My Grandma used to say about people with small mouths "they had a mouth
like a chicken's arse" or call them "hen hole mouth." People with bandy
legs "couldn't trap a pig in an entry." When people had buckteeth,
she'd say "I bet they're paid to put patterns on pie crusts." When
people owed her money, she would tell them to "see me straight when
you've got your glasses." If she wanted to mug you, it meant take you
out or buy you something.
She had fifteen children. My mum was the youngest. "I couldn't wash his trousers without getting pregnant," she'd say.
Grandma owned a painting of John the Baptist by Guercino, a wedding
present from her father. She never hung it on the wall. "His hands are
all wrong" she'd say. It was kept in a room at the top of the house,
blocking the draft from the fireplace. Her favourite song was ‘When
You're up in the Corner' which she would play on the piano every Friday
after several glasses of whisky. Every cat Grandma owned was called
Digger. She nicknamed the local pub the Glue Pot because "once you're
in you can't get out."
The worst words Grandma ever used to say were on a Friday night, five
minutes before the start of Wonder Woman. The dreaded "One of you will
have to go the shop". "Grandma! Wonder Woman!" We would look pleadingly
from her to the TV. "It's only for an onion" she would say, as if it
would make a difference. My brothers and cousins who had no heart
between them would look away but I could never disobey Grandma. So it
would be me, still in school uniform, running to Mick and Bridie's
shop, legging it back in time for the opening credits and joining in
when Lynda Carter did that spin. We had our own version of the truth
rope - the cord from Uncle frank's dressing gown. One of the younger
ones, usually my brother Richard, would end up being tied to the piano
leg for fidgeting during the show.
Grandma had 56 grandchildren and never forgot a birthday. When she
wanted to talk to my mum in private she'd tell us kids to "go and get
some coal" but we never once fetched coal. We'd usually climb the tree
for half an hour. My cousin fell out of it once and broke his arm. When
we were caught listening, she'd roll her eyes and say "little pigs have
big ears." If we were sulking, it would be "alter the face". If she
were late, she'd just shrug and say "I didn't say which day."

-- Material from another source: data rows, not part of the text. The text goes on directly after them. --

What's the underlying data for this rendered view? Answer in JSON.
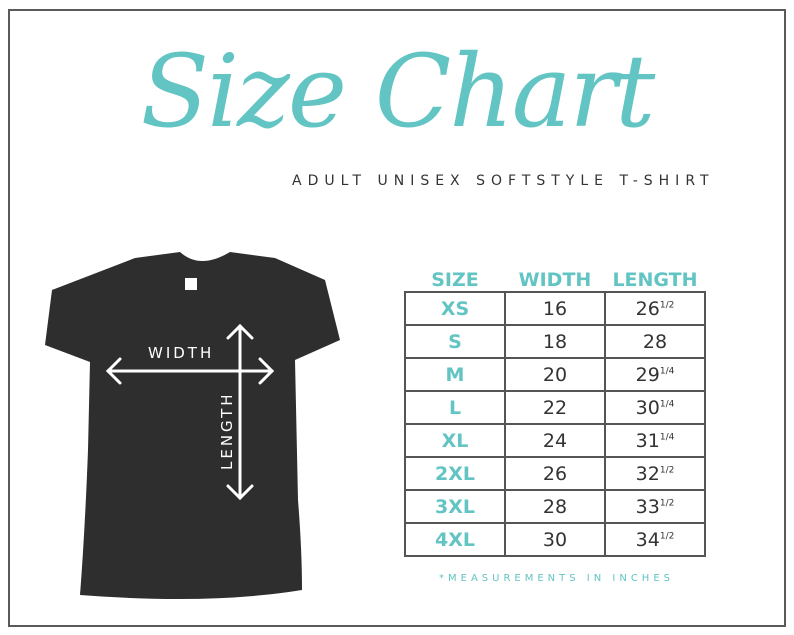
{
  "title": "Size Chart",
  "subtitle": "ADULT UNISEX SOFTSTYLE T-SHIRT",
  "diagram": {
    "width_label": "WIDTH",
    "length_label": "LENGTH"
  },
  "note": "*MEASUREMENTS IN INCHES",
  "colors": {
    "accent": "#62c4c3",
    "shirt": "#2e2e2e",
    "text": "#333333"
  },
  "chart_data": {
    "type": "table",
    "columns": [
      "SIZE",
      "WIDTH",
      "LENGTH"
    ],
    "rows": [
      {
        "size": "XS",
        "width": "16",
        "length": "26",
        "frac": "1/2"
      },
      {
        "size": "S",
        "width": "18",
        "length": "28",
        "frac": ""
      },
      {
        "size": "M",
        "width": "20",
        "length": "29",
        "frac": "1/4"
      },
      {
        "size": "L",
        "width": "22",
        "length": "30",
        "frac": "1/4"
      },
      {
        "size": "XL",
        "width": "24",
        "length": "31",
        "frac": "1/4"
      },
      {
        "size": "2XL",
        "width": "26",
        "length": "32",
        "frac": "1/2"
      },
      {
        "size": "3XL",
        "width": "28",
        "length": "33",
        "frac": "1/2"
      },
      {
        "size": "4XL",
        "width": "30",
        "length": "34",
        "frac": "1/2"
      }
    ]
  }
}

My brother used to see how long he could hold his hand above your head
without you noticing. He would pinch us if we laughed and gave the game
away. Once he managed to hold his hand above my head for an entire
episode of Starsky and Hutch. That was a record in our street. After
that, it became known as the Starsky and Hutch hand.
My Grandma sold the painting of Guercino to an auction house "to pay
for my funeral, bound to be a big turn out" she'd say with a wink. She
only got a couple of hundred pounds for it. The hands, according to the
specialist, were painted by somebody else.